As an example, you have an up and down straight draw on the flop and it never improves, however the river brings a third heart. You only have $75 left, and there is $400 in the pot. There are two other opponents in the hand, one goes all in, and the other follows, both have a few hundred in front of them. Here, you are getting incredible odds, where you are only going to have to win rarely for it to be profitable, but you know you have no chance of winning. Yes, monetarily you are pot committed; however you are not hand committed. Do you see the difference? When it is impossible for you to win, no matter how good the odds are, you should throw it away. Now you will not see the odds get that crazy that often, and being pot-committed should be used to an extent. It is up to you to determine that extent of them dependent on your own skill level and the reads you have on your opponents.

Beware of Distorted Odds
Poker players are becoming more and more aggressive, and you see a lot more big bets being made at the wrong times. Here is an example.

You hit the flop with 6 player's total, and you hit a middle flush draw. At this point, there is fifty dollars in the pot. Four players check, and the person to your immediate right makes it $30 to go, leaving his stack with $100. You make it $80 total, and everyone folds to the original better who goes all in for $50 more. The pot is at $260, and you have the pot odds to call because you are getting around five-to-one on your call. So where did the odds get distorted?

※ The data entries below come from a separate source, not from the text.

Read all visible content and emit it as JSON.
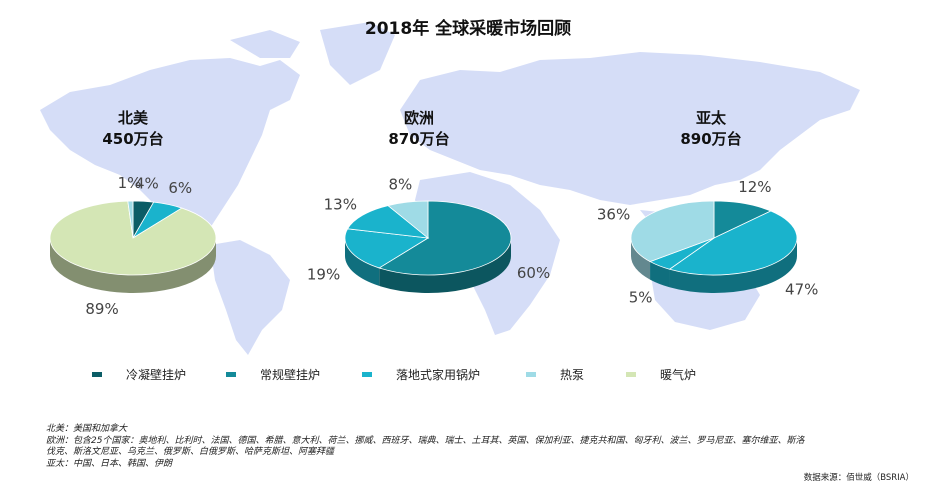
{
  "title": "2018年 全球采暖市场回顾",
  "colors": {
    "condensing": "#0b5d66",
    "conventional": "#148a99",
    "floor_standing": "#1ab3cc",
    "heat_pump": "#9fdbe6",
    "furnace": "#d4e6b5"
  },
  "legend": [
    {
      "key": "condensing",
      "label": "冷凝壁挂炉"
    },
    {
      "key": "conventional",
      "label": "常规壁挂炉"
    },
    {
      "key": "floor_standing",
      "label": "落地式家用锅炉"
    },
    {
      "key": "heat_pump",
      "label": "热泵"
    },
    {
      "key": "furnace",
      "label": "暖气炉"
    }
  ],
  "chart_data": [
    {
      "type": "pie",
      "title": "北美",
      "subtitle": "450万台",
      "slices": [
        {
          "key": "condensing",
          "value": 4,
          "label": "4%"
        },
        {
          "key": "floor_standing",
          "value": 6,
          "label": "6%"
        },
        {
          "key": "furnace",
          "value": 89,
          "label": "89%"
        },
        {
          "key": "heat_pump",
          "value": 1,
          "label": "1%"
        }
      ]
    },
    {
      "type": "pie",
      "title": "欧洲",
      "subtitle": "870万台",
      "slices": [
        {
          "key": "conventional",
          "value": 60,
          "label": "60%"
        },
        {
          "key": "floor_standing",
          "value": 19,
          "label": "19%"
        },
        {
          "key": "floor_standing",
          "value": 13,
          "label": "13%"
        },
        {
          "key": "heat_pump",
          "value": 8,
          "label": "8%"
        }
      ]
    },
    {
      "type": "pie",
      "title": "亚太",
      "subtitle": "890万台",
      "slices": [
        {
          "key": "conventional",
          "value": 12,
          "label": "12%"
        },
        {
          "key": "floor_standing",
          "value": 47,
          "label": "47%"
        },
        {
          "key": "floor_standing",
          "value": 5,
          "label": "5%"
        },
        {
          "key": "heat_pump",
          "value": 36,
          "label": "36%"
        }
      ]
    }
  ],
  "notes": [
    "北美：美国和加拿大",
    "欧洲：包含25个国家：奥地利、比利时、法国、德国、希腊、意大利、荷兰、挪威、西班牙、瑞典、瑞士、土耳其、英国、保加利亚、捷克共和国、匈牙利、波兰、罗马尼亚、塞尔维亚、斯洛伐克、斯洛文尼亚、乌克兰、俄罗斯、白俄罗斯、哈萨克斯坦、阿塞拜疆",
    "亚太：中国、日本、韩国、伊朗"
  ],
  "source": "数据来源：佰世威（BSRIA）"
}
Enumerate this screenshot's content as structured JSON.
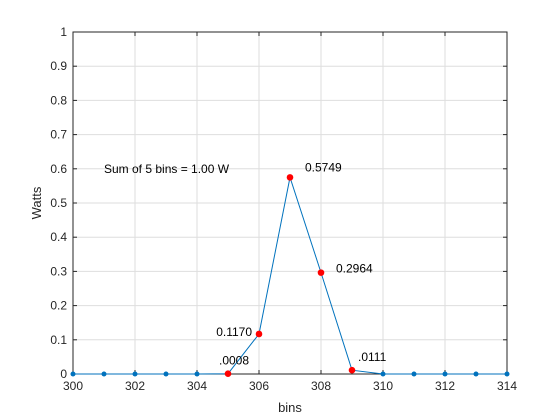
{
  "chart_data": {
    "type": "line",
    "title": "",
    "xlabel": "bins",
    "ylabel": "Watts",
    "xlim": [
      300,
      314
    ],
    "ylim": [
      0,
      1
    ],
    "x_ticks": [
      300,
      302,
      304,
      306,
      308,
      310,
      312,
      314
    ],
    "y_ticks": [
      0,
      0.1,
      0.2,
      0.3,
      0.4,
      0.5,
      0.6,
      0.7,
      0.8,
      0.9,
      1
    ],
    "grid": true,
    "x": [
      300,
      301,
      302,
      303,
      304,
      305,
      306,
      307,
      308,
      309,
      310,
      311,
      312,
      313,
      314
    ],
    "values": [
      0,
      0,
      0,
      0,
      0,
      0.0008,
      0.117,
      0.5749,
      0.2964,
      0.0111,
      0,
      0,
      0,
      0,
      0
    ],
    "highlighted_points": [
      {
        "x": 305,
        "y": 0.0008,
        "label": ".0008"
      },
      {
        "x": 306,
        "y": 0.117,
        "label": "0.1170"
      },
      {
        "x": 307,
        "y": 0.5749,
        "label": "0.5749"
      },
      {
        "x": 308,
        "y": 0.2964,
        "label": "0.2964"
      },
      {
        "x": 309,
        "y": 0.0111,
        "label": ".0111"
      }
    ],
    "annotation": {
      "text": "Sum of 5 bins = 1.00 W",
      "x": 301,
      "y": 0.6
    },
    "colors": {
      "line": "#0072BD",
      "highlight": "#ff0000",
      "grid": "#dedede",
      "axis": "#262626"
    }
  }
}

Well, everyone checked the flop, and the original bettor made it thirty, to which everyone was probably going to fold anyway seeing as how they checked to begin with. Your raise basically limits your opponents play to either folding, or pushing all in. His moving all in is what limits your play to calling. If you had not distorted the odds with your original raise, then you would never have to get over $120 in on a draw because you would have not created the odds for yourself. Half of the money in the pot is yours, and while though poker is not a game that should be results oriented, it is hard to ignore.

While calling the "all in" in this situation is indeed correct, you should have never been in that situation to begin with. You never had odds to chase your draw to begin with. It's a "you made your bed, now you sleep in it" type of situation.

Many players hate folding draws, and experienced players who love to gamble will make this play to distort the odds so that they can be able to justify it to themselves. This is a bad idea and in the long run will be a detriment to your bankroll. Play the odds straight forward and you will almost always be profitable!